L’Union Européenne a voulu :

  • un marché commun,

  • une libre circulation,

  • un alignement progressif des règles sociales.

Mais en réalité :

  • les écarts de salaire restent énormes,

  • les systèmes sociaux sont totalement différents,

  • les contrôles ne sont pas harmonisés.

Au final, certains pays sont devenus de véritables paradis sociaux du transport.

Le cabotage légal n’est pas le problème :
c’est le cabotage illégal, massif, organisé, instrumentalisé par certains États et certaines entreprises.

10. 2025 : vers une aggravation ou une amélioration ?

Plusieurs scénarios se dessinent.

Scénario 1 : Rien ne change → aggravation

  • prix du fret encore plus bas,

  • entreprises françaises en danger,

  • hausse du chômage,

  • explosion du cabotage illégal,

  • conditions de travail toujours pires.

Scénario 2 : Plus de contrôles → stabilisation

  • DREAL renforcée,

  • coopération européenne accrue,

  • sanctions plus lourdes,

  • baisse progressive de la fraude.

Scénario 3 : Révision politique européenne → amélioration réelle

  • alignement minimum des salaires,

  • harmonisation des charges,

  • contrôle numérique européen du cabotage,

  • interdiction totale des sociétés boîtes aux lettres.

11. Comment protéger les transporteurs français ?

Voici les pistes les plus souvent proposées :

➜ Renforcer les contrôles DREAL / gendarmerie / police

Contrôles ciblés, formation renforcée, opérations multinationales.

➜ Créer un suivi numérique européen du cabotage

Traçabilité obligatoire des trajets via GPS sécurisé.

➜ Sanctionner les donneurs d’ordre

Car ce sont eux qui provoquent la baisse des prix et encouragent la triche.

➜ Aligner les règles sociales européennes

Un chauffeur payé 500 € par mois ne peut pas concurrencer un chauffeur français.

➜ Lutter contre l’esclavage moderne

Inspection du travail systématique en cas de suspicion d’exploitation.

Conclusion : Le cabotage, un enjeu vital pour le transport routier français

Le cabotage, en théorie, est un outil pensé pour fluidifier le marché européen.
Mais en pratique, il est devenu l’un des principaux facteurs de :

  • concurrence déloyale,

  • baisse dramatique des prix du fret,

  • faillites d’entreprises françaises,

  • dumping social,

  • conditions de travail dégradées,

  • et même esclavage moderne pour certains conducteurs.

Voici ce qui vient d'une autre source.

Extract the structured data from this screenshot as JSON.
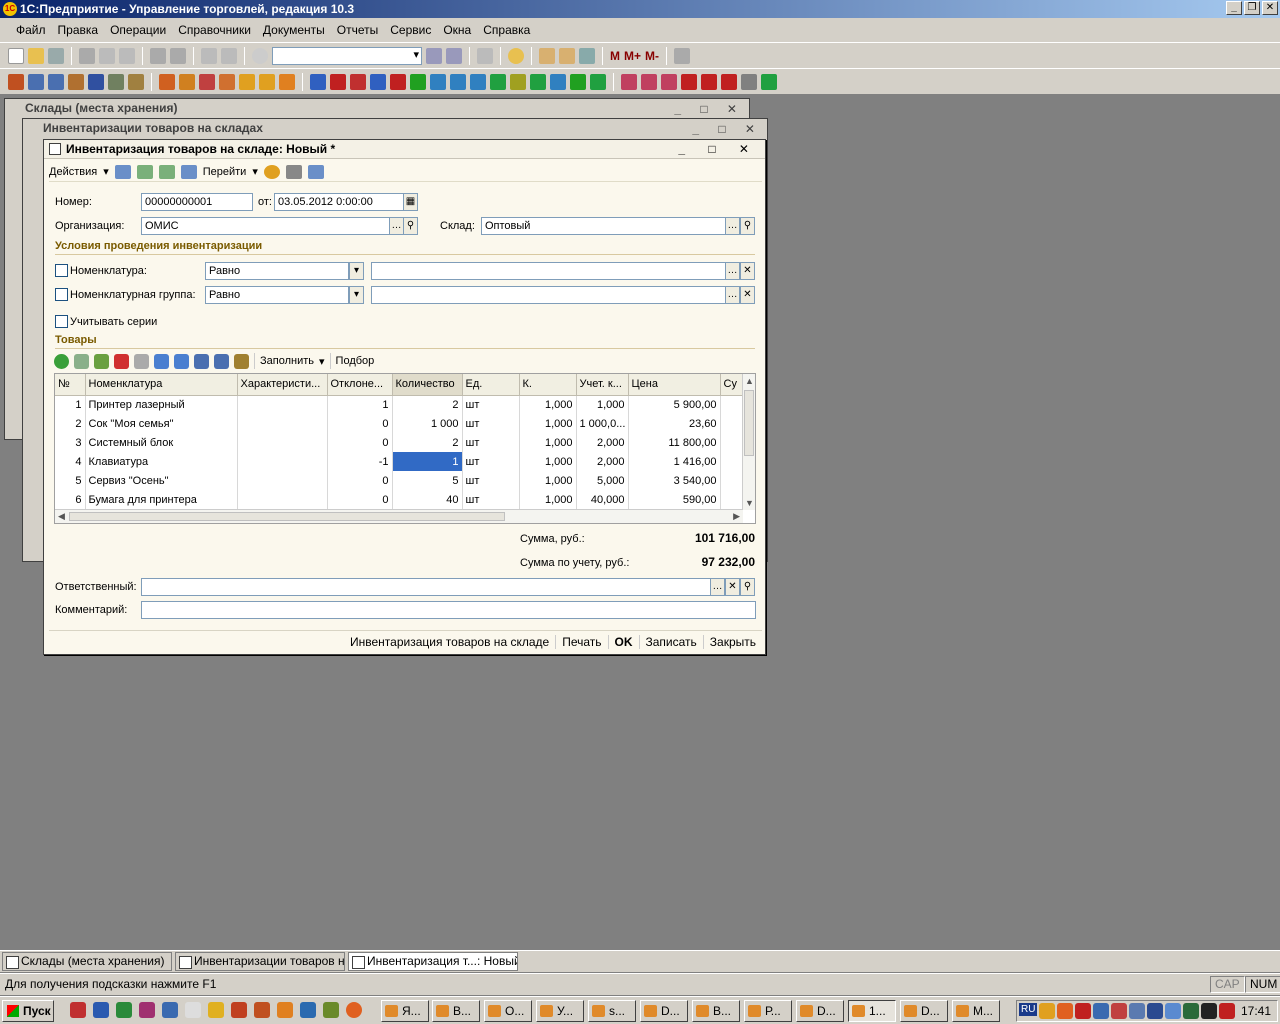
{
  "app": {
    "title": "1С:Предприятие - Управление торговлей, редакция 10.3",
    "menu": [
      "Файл",
      "Правка",
      "Операции",
      "Справочники",
      "Документы",
      "Отчеты",
      "Сервис",
      "Окна",
      "Справка"
    ],
    "toolbar_m": [
      "M",
      "M+",
      "M-"
    ]
  },
  "bg_windows": {
    "warehouses_title": "Склады (места хранения)",
    "inventories_title": "Инвентаризации товаров на складах"
  },
  "doc": {
    "title": "Инвентаризация товаров на складе: Новый *",
    "actions_label": "Действия",
    "goto_label": "Перейти",
    "number_label": "Номер:",
    "number_value": "00000000001",
    "date_label": "от:",
    "date_value": "03.05.2012  0:00:00",
    "org_label": "Организация:",
    "org_value": "ОМИС",
    "warehouse_label": "Склад:",
    "warehouse_value": "Оптовый",
    "conditions_title": "Условия проведения инвентаризации",
    "nom_label": "Номенклатура:",
    "nom_cond": "Равно",
    "nom_group_label": "Номенклатурная группа:",
    "nom_group_cond": "Равно",
    "series_label": "Учитывать серии",
    "goods_title": "Товары",
    "fill_label": "Заполнить",
    "pick_label": "Подбор",
    "columns": [
      "№",
      "Номенклатура",
      "Характеристи...",
      "Отклоне...",
      "Количество",
      "Ед.",
      "К.",
      "Учет. к...",
      "Цена",
      "Су"
    ],
    "rows": [
      [
        "1",
        "Принтер лазерный",
        "",
        "1",
        "2",
        "шт",
        "1,000",
        "1,000",
        "5 900,00"
      ],
      [
        "2",
        "Сок \"Моя семья\"",
        "",
        "0",
        "1 000",
        "шт",
        "1,000",
        "1 000,0...",
        "23,60"
      ],
      [
        "3",
        "Системный блок",
        "",
        "0",
        "2",
        "шт",
        "1,000",
        "2,000",
        "11 800,00"
      ],
      [
        "4",
        "Клавиатура",
        "",
        "-1",
        "1",
        "шт",
        "1,000",
        "2,000",
        "1 416,00"
      ],
      [
        "5",
        "Сервиз \"Осень\"",
        "",
        "0",
        "5",
        "шт",
        "1,000",
        "5,000",
        "3 540,00"
      ],
      [
        "6",
        "Бумага для принтера",
        "",
        "0",
        "40",
        "шт",
        "1,000",
        "40,000",
        "590,00"
      ]
    ],
    "sum_label": "Сумма, руб.:",
    "sum_value": "101 716,00",
    "sum_acc_label": "Сумма по учету, руб.:",
    "sum_acc_value": "97 232,00",
    "resp_label": "Ответственный:",
    "comment_label": "Комментарий:",
    "bottom": [
      "Инвентаризация товаров на складе",
      "Печать",
      "OK",
      "Записать",
      "Закрыть"
    ]
  },
  "tabs": [
    "Склады (места хранения)",
    "Инвентаризации товаров н...",
    "Инвентаризация т...: Новый *"
  ],
  "status": {
    "hint": "Для получения подсказки нажмите F1",
    "cap": "CAP",
    "num": "NUM"
  },
  "taskbar": {
    "start": "Пуск",
    "items": [
      "Я...",
      "В...",
      "О...",
      "У...",
      "s...",
      "D...",
      "В...",
      "Р...",
      "D...",
      "1...",
      "D...",
      "M..."
    ],
    "lang": "RU",
    "clock": "17:41"
  }
}
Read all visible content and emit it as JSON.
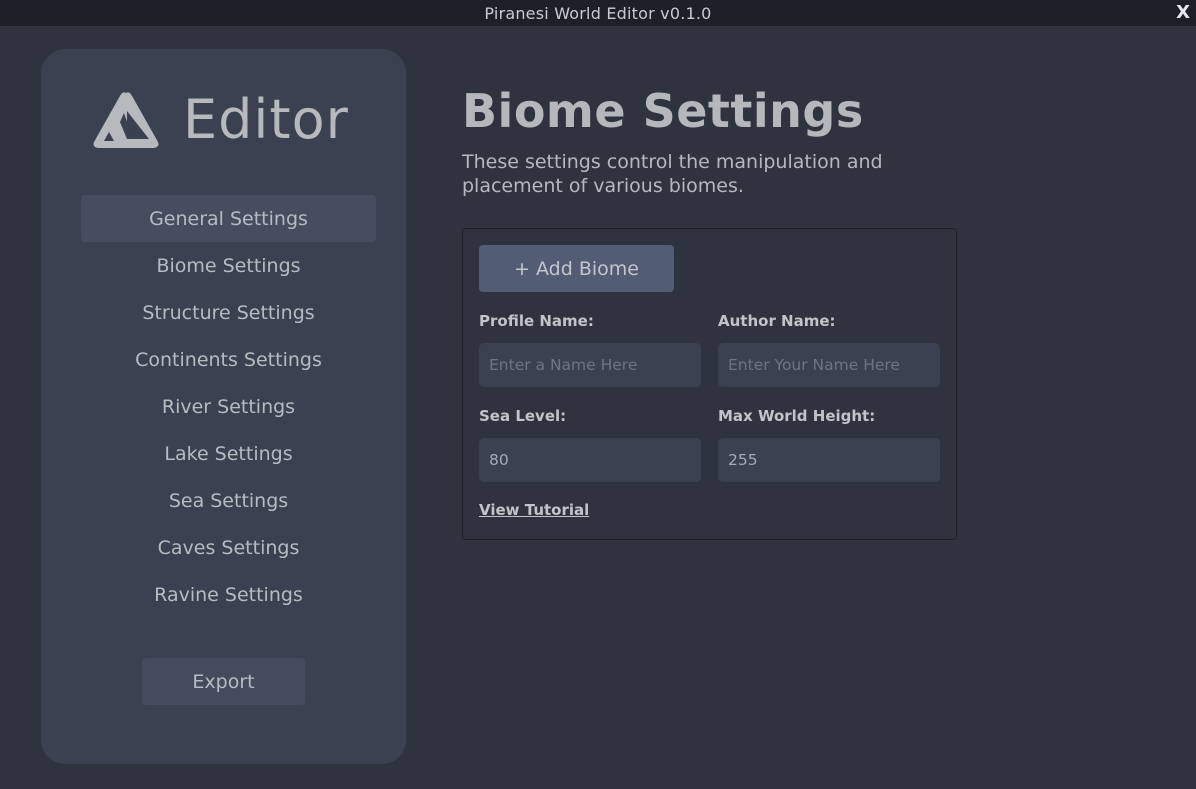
{
  "window": {
    "title": "Piranesi World Editor v0.1.0",
    "close_label": "X"
  },
  "sidebar": {
    "brand_name": "Editor",
    "logo_icon": "mountain-triangle-logo",
    "items": [
      {
        "label": "General Settings",
        "active": true
      },
      {
        "label": "Biome Settings",
        "active": false
      },
      {
        "label": "Structure Settings",
        "active": false
      },
      {
        "label": "Continents Settings",
        "active": false
      },
      {
        "label": "River Settings",
        "active": false
      },
      {
        "label": "Lake Settings",
        "active": false
      },
      {
        "label": "Sea Settings",
        "active": false
      },
      {
        "label": "Caves Settings",
        "active": false
      },
      {
        "label": "Ravine Settings",
        "active": false
      }
    ],
    "export_label": "Export"
  },
  "main": {
    "title": "Biome Settings",
    "description": "These settings control the manipulation and placement of various biomes.",
    "panel": {
      "add_button_label": "+ Add Biome",
      "profile_name": {
        "label": "Profile Name:",
        "value": "",
        "placeholder": "Enter a Name Here"
      },
      "author_name": {
        "label": "Author Name:",
        "value": "",
        "placeholder": "Enter Your Name Here"
      },
      "sea_level": {
        "label": "Sea Level:",
        "value": "80",
        "placeholder": ""
      },
      "max_world_height": {
        "label": "Max World Height:",
        "value": "255",
        "placeholder": ""
      },
      "tutorial_link": "View Tutorial"
    }
  },
  "colors": {
    "background": "#2e333f",
    "titlebar": "#1d2028",
    "sidebar": "#3b4150",
    "active_item": "#454d5f",
    "primary_button": "#535c75",
    "text": "#b5b8bf"
  }
}
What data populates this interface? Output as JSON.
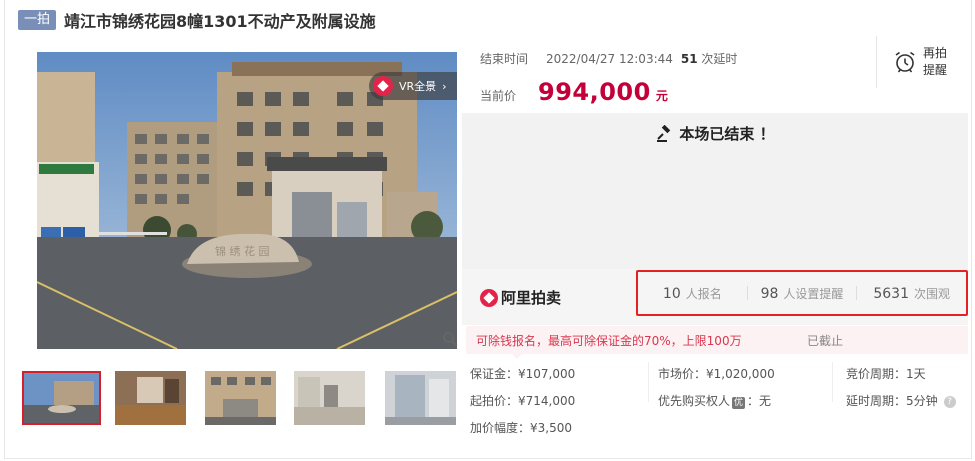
{
  "header": {
    "tag": "一拍",
    "title": "靖江市锦绣花园8幢1301不动产及附属设施"
  },
  "gallery": {
    "vr_label": "VR全景",
    "thumbnail_count": 5
  },
  "auction": {
    "end_time_label": "结束时间",
    "end_time": "2022/04/27 12:03:44",
    "delay_count": "51",
    "delay_label": "次延时",
    "price_label": "当前价",
    "price": "994,000",
    "price_unit": "元",
    "remind_line1": "再拍",
    "remind_line2": "提醒",
    "ended_message": "本场已结束 ！"
  },
  "stats": {
    "brand": "阿里拍卖",
    "signups": "10",
    "signups_label": "人报名",
    "reminders": "98",
    "reminders_label": "人设置提醒",
    "views": "5631",
    "views_label": "次围观"
  },
  "notice": {
    "text": "可除钱报名，最高可除保证金的70%，上限100万",
    "status": "已截止"
  },
  "details": {
    "deposit": "保证金：¥107,000",
    "start_price": "起拍价：¥714,000",
    "increment": "加价幅度：¥3,500",
    "market_price": "市场价：¥1,020,000",
    "priority_label": "优先购买权人",
    "priority_badge": "优",
    "priority_value": "：无",
    "cycle": "竞价周期：1天",
    "delay_cycle": "延时周期：5分钟",
    "help": "?"
  },
  "colors": {
    "price": "#c4003a",
    "highlight_border": "#e52222",
    "tag_bg": "#7a8fb8",
    "notice_text": "#d9364f"
  }
}
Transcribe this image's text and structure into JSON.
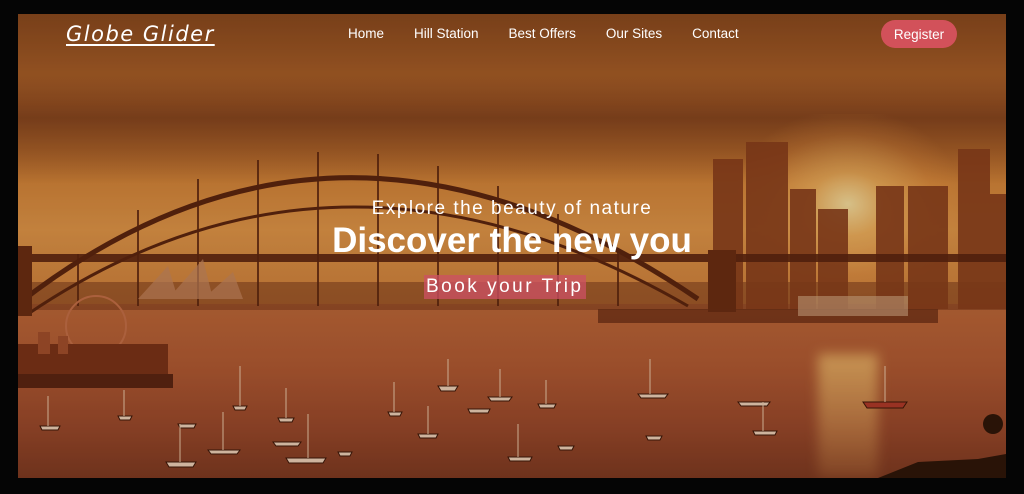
{
  "brand": {
    "name": "Globe Glider"
  },
  "nav": {
    "items": [
      {
        "label": "Home"
      },
      {
        "label": "Hill Station"
      },
      {
        "label": "Best Offers"
      },
      {
        "label": "Our Sites"
      },
      {
        "label": "Contact"
      }
    ],
    "register_label": "Register"
  },
  "hero": {
    "subtitle": "Explore the beauty of nature",
    "title": "Discover the new you",
    "cta_label": "Book your Trip"
  },
  "colors": {
    "accent": "#d2515a",
    "cta_bg": "#cd5064",
    "text": "#ffffff"
  }
}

En 2026, il est urgent que l’Europe, les États et les donneurs d’ordre prennent leurs responsabilités et protège nos transporteurs.
Le transport routier de marchandises est un pilier essentiel de notre économie : sans chauffeurs poids lourds, rien ne roule.

Protéger les transporteurs français, c’est protéger un métier, des familles, une économie, et l’avenir du secteur.